In apertura, l’intervento dell’assessore Bacchi: “Ringrazio tutte le associazioni che hanno reso possibile questa rassegna — Gruppo Saviola, Arti Grafiche Castello, Pennellificio Cervus, Studio Badini, sponsor della rassegna. Ringrazio la Provincia di Mantova per il patrocinio e la Fondazione Ponchiroli che, come ogni anno, finanzia l’acquisto dei libri per la commissione giovani.”

A seguire, Daniela Sogliani ha conversato con l’autore in un botta e risposta di grande interesse, scandito dagli interventi sempre pronti e preparati dei giurati della rassegna.

“Questo romanzo, a differenza degli altri, ha una narrazione che avviene su un doppio binario, con due storie d’amore portate avanti in parallelo che sembrano fondersi. Il protagonista che compie questo viaggio — osserva il direttore del MuVi — è senza nome. La narrazione del suo amore si interseca nelle citazioni continue del sentimento che univa Pessoa e Ofélia Queiroz .”

Ruffilli ha proseguito spiegando com’è stato immergersi in quelle atmosfere e rivivere, in differita, la Lisbona del prolifico autore lusitano: “Un fotografo portoghese che avevo conosciuto a Roma, con cui entrai subito in sintonia parlando del poeta iberico, mi ha portato in luoghi dove non sarei mai arrivato da solo. In un contesto come quello di Lisbona, città di luci e colori, l’occhio di un fotografo è fondamentale. Conosceva quello che, dopo la morte di Pessoa, veniva considerato il più grande poeta portoghese, Herberto Hélder, che viveva a Cascais”.

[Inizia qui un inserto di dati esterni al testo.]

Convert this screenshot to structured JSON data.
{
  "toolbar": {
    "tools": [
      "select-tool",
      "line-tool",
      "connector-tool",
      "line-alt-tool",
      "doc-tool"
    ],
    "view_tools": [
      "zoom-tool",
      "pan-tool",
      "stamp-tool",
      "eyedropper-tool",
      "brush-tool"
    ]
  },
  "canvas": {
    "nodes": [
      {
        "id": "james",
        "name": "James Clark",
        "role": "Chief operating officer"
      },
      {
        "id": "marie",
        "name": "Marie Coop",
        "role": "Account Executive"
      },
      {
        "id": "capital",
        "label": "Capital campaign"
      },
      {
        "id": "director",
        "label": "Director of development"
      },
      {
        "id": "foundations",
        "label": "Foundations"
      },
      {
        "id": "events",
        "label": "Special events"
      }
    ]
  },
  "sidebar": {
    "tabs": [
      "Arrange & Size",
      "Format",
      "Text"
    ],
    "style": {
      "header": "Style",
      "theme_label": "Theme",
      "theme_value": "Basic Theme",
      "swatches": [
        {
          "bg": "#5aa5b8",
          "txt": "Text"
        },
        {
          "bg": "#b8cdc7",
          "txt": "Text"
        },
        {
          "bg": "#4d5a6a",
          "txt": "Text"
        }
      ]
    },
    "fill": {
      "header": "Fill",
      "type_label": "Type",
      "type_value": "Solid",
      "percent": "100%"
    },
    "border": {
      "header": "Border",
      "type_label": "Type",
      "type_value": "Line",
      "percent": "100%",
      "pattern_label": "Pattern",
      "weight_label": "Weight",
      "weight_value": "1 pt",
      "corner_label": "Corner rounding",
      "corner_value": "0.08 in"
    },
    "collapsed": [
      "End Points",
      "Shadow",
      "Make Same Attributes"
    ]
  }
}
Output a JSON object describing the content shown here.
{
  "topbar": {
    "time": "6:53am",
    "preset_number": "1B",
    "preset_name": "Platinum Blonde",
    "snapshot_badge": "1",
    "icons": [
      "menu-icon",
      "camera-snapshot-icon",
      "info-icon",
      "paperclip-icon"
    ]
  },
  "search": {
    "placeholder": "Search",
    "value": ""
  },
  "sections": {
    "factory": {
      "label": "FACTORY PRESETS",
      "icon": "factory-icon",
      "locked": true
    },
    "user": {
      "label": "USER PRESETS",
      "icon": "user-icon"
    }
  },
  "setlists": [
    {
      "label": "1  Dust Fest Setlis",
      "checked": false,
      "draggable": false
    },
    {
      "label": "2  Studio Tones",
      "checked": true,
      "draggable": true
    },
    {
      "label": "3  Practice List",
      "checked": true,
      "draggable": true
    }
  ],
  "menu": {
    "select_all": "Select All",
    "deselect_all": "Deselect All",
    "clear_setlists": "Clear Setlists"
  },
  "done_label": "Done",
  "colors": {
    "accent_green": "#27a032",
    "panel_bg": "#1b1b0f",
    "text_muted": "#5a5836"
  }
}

Una serie di connessioni che ha permesso a Ruffilli di vivere appieno e autenticamente i luoghi di Pessoa: “Frequentava un’osteria dove incontrava le persone, parlava. Sono stato nei caffè, nelle osterie e nei luoghi di incontro pubblico dove scriveva. Soffriva d’insonnia e lavorava anche di notte. L’idea della struttura del romanzo si è sempre più precisata rispetto a ciò che Pessoa racconta: una predilezione che aveva nei confronti del tema del doppio, dello specchio. È quindi attraverso lo specchio — simbolicamente e metaforicamente qualcosa che ti riflette — che ho costruito la storia di due amori: quello che nasce tra due persone che si incontrano e il legame fortissimo di Fernando e Ofélia, un amore non generico o platonico, ma fortemente passionale”.